I'm familiar with selecting random rows from a table in PostgreSQL. It's really slow. I've looked into some other databases and they all seem to be bad at it. Mostly because it's not a normal use case for any of them.

Is there any type of database that can select a random row quickly? The only hard requirement is that it be installable on Linux.

So far I have a table with 500 million rows and anticipate it growing to a few billion in the near future and would like to be able to select a random item. I'd also like to be able to delete the same row a short time later, so it'll need some sort of key/index for that.

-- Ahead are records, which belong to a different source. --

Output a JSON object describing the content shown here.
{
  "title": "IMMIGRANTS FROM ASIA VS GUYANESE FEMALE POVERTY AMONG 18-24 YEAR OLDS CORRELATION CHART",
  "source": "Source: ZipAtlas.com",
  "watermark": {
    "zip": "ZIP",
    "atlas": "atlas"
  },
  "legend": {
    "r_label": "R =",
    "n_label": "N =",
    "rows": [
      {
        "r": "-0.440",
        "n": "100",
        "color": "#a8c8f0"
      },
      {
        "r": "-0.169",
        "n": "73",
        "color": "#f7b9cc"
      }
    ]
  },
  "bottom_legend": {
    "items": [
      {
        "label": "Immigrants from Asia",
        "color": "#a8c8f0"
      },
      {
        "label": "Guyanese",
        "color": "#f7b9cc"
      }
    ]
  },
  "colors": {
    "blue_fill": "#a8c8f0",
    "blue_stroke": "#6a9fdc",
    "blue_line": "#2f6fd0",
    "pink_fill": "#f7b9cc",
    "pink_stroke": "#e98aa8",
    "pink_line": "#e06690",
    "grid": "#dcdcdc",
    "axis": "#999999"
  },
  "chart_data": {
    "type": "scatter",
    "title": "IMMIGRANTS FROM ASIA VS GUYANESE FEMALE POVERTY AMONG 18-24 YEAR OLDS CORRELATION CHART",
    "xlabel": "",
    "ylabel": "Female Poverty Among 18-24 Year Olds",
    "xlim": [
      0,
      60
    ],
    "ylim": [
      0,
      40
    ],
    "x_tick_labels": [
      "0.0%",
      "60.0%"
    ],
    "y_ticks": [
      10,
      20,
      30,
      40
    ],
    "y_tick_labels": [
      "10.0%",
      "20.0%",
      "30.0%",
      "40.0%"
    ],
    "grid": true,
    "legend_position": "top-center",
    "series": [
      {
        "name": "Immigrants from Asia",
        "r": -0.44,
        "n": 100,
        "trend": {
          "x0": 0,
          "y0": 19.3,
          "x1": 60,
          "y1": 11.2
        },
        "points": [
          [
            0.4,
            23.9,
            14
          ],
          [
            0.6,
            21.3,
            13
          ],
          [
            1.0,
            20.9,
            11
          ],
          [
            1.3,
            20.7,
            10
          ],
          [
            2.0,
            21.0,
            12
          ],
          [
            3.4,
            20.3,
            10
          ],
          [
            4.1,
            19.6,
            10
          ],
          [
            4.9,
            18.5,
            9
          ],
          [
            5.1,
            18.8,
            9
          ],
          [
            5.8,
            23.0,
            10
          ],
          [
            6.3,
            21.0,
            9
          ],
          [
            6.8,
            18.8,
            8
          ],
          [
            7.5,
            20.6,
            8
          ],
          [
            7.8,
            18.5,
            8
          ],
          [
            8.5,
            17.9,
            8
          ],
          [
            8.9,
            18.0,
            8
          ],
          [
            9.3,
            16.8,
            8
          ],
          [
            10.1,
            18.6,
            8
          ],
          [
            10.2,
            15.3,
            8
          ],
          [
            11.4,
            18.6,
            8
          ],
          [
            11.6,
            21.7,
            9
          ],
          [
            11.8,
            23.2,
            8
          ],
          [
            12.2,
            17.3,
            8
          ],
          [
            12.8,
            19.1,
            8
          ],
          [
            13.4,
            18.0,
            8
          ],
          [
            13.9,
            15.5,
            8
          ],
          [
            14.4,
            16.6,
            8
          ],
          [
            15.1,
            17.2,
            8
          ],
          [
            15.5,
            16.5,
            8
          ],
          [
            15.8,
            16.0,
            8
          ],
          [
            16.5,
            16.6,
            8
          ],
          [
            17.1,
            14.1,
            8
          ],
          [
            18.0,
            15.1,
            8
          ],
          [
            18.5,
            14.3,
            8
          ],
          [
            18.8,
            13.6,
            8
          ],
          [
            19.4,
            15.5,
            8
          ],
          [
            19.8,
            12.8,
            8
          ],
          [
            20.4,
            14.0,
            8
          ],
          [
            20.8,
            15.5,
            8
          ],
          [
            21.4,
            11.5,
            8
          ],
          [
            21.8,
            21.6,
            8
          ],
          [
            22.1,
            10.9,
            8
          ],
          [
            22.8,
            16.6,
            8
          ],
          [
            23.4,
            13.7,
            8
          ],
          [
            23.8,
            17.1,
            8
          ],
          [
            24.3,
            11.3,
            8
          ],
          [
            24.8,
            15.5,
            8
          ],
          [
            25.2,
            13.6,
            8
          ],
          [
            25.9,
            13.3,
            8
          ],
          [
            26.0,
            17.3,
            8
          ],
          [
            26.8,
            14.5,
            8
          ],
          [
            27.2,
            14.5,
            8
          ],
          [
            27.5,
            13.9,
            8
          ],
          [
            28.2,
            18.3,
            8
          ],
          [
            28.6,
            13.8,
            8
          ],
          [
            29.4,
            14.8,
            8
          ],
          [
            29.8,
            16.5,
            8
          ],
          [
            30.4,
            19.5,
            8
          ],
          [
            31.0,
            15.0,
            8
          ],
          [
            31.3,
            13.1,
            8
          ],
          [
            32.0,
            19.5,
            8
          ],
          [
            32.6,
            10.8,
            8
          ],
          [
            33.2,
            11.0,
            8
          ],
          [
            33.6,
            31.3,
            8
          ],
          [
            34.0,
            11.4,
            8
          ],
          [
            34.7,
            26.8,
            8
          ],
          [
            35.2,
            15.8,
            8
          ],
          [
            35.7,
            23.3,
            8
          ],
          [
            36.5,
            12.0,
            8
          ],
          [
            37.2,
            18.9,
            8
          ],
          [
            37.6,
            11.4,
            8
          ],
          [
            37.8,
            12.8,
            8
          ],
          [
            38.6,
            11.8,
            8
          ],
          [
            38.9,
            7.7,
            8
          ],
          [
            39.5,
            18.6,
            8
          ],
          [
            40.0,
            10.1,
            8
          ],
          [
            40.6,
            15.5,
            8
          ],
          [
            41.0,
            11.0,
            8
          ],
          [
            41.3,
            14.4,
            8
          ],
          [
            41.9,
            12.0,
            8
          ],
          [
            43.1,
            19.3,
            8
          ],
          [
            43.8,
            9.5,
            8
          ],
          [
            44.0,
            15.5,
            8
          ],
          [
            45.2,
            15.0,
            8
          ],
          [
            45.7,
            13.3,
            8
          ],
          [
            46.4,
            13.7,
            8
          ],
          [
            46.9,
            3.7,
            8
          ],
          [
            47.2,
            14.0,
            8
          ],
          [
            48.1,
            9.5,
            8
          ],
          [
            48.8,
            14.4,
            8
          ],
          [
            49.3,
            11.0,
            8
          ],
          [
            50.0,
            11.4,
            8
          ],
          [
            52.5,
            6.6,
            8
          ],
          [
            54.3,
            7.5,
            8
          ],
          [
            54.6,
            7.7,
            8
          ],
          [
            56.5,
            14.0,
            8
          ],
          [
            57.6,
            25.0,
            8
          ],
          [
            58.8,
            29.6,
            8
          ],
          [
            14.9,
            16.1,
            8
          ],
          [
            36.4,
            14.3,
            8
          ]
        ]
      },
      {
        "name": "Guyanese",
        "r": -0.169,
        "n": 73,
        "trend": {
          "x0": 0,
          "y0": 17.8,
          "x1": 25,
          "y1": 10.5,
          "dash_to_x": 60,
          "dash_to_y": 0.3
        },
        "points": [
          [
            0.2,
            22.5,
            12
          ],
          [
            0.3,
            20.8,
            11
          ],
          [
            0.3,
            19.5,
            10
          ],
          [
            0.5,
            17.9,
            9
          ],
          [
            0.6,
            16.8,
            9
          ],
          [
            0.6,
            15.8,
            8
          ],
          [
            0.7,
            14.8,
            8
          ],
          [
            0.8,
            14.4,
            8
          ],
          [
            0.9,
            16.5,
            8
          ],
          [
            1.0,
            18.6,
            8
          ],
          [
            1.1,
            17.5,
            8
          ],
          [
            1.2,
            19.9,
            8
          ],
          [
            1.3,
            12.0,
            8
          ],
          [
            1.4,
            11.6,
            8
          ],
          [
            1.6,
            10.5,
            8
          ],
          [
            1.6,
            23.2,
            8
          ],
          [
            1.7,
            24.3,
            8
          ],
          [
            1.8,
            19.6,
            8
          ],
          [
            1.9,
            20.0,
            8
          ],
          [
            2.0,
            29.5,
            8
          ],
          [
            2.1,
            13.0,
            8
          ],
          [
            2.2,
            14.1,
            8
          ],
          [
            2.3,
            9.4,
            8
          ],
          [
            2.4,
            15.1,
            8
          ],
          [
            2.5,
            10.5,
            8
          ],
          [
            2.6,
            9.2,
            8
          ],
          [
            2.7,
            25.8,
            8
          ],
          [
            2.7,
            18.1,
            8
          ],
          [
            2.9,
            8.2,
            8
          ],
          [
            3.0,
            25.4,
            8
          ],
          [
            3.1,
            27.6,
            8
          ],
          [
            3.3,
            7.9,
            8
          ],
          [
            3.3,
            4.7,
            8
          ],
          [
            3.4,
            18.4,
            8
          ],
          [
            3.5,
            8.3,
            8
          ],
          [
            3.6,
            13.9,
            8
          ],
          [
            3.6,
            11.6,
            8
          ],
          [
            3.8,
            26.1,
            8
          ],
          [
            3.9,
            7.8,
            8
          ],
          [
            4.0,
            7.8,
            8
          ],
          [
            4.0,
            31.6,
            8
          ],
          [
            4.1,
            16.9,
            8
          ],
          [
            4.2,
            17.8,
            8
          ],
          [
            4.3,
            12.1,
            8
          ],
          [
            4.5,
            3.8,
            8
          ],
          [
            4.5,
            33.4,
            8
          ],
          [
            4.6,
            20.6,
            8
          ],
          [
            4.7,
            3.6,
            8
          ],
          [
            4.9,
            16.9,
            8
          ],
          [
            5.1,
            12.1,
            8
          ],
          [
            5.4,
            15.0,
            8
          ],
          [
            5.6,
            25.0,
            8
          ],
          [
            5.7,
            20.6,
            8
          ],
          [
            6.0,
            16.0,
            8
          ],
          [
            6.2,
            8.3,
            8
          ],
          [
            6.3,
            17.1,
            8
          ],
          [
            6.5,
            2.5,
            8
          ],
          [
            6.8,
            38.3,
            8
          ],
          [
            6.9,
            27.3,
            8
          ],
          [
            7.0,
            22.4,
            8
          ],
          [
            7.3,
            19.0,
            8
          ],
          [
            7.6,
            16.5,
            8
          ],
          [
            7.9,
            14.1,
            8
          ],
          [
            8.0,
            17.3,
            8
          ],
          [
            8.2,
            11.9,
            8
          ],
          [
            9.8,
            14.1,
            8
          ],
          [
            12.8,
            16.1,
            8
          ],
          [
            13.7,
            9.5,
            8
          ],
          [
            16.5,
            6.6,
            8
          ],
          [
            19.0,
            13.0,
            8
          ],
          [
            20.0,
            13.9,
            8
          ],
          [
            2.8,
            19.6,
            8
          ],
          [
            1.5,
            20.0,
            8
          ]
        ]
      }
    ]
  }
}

Right now my psql schema has 3 columns: a text field, a date, and an integer sequence id. The date is not important and doesn't need to be in the new database.

Best Answer

I was using one of two ways to get a random row:

SELECT * FROM mytable ORDER BY RANDOM();

and

SELECT * FROM mytable LIMIT 1 OFFSET <random number>;

The offset method was faster for low offset numbers, otherwise super slow. An offset of 1 million took ~600 msec, while 100 million was 60 seconds (average query time for midpoint offset was 2.5 minutes). For order by random, all queries were ~5 minutes.

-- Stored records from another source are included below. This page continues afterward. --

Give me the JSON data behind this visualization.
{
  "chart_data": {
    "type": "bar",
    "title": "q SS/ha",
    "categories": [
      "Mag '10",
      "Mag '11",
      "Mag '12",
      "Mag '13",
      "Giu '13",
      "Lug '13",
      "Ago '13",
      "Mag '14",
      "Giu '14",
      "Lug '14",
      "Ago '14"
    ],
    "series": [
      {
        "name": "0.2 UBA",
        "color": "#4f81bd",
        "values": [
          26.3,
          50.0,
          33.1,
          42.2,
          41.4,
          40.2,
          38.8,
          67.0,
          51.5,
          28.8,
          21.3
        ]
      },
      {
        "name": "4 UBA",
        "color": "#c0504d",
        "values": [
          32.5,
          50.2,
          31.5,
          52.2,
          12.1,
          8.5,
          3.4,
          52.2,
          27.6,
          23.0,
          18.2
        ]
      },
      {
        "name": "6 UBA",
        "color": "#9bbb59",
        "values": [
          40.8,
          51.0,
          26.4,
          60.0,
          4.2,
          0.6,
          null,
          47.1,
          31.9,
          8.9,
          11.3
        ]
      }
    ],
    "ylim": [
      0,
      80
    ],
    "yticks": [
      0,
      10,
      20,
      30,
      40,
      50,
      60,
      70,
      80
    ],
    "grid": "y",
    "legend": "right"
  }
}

I ended up finding a good solution, similar to Mat's comment, but I don't need to keep track of how many rows there are.

I added an integer column called "randval" with a btree index. When a record is saved, I generate a random number between 1 and 2 billion. It took a while to migrate existing data (about half a day on slow hardware), but now random selects are super fast, typically around 1 millisecond using this query:

SELECT * FROM mytable WHERE randval >= <random number> ORDER BY randval LIMIT 1;

With 500 million rows, not every random number has a value, so the order by with limit gives us the next closest one and the index makes it quick, with a 150,000x speedup for what was an average 2.5-minute query.

Databases don't like doing random things, but they sure do well at specific things that just happen to have random values.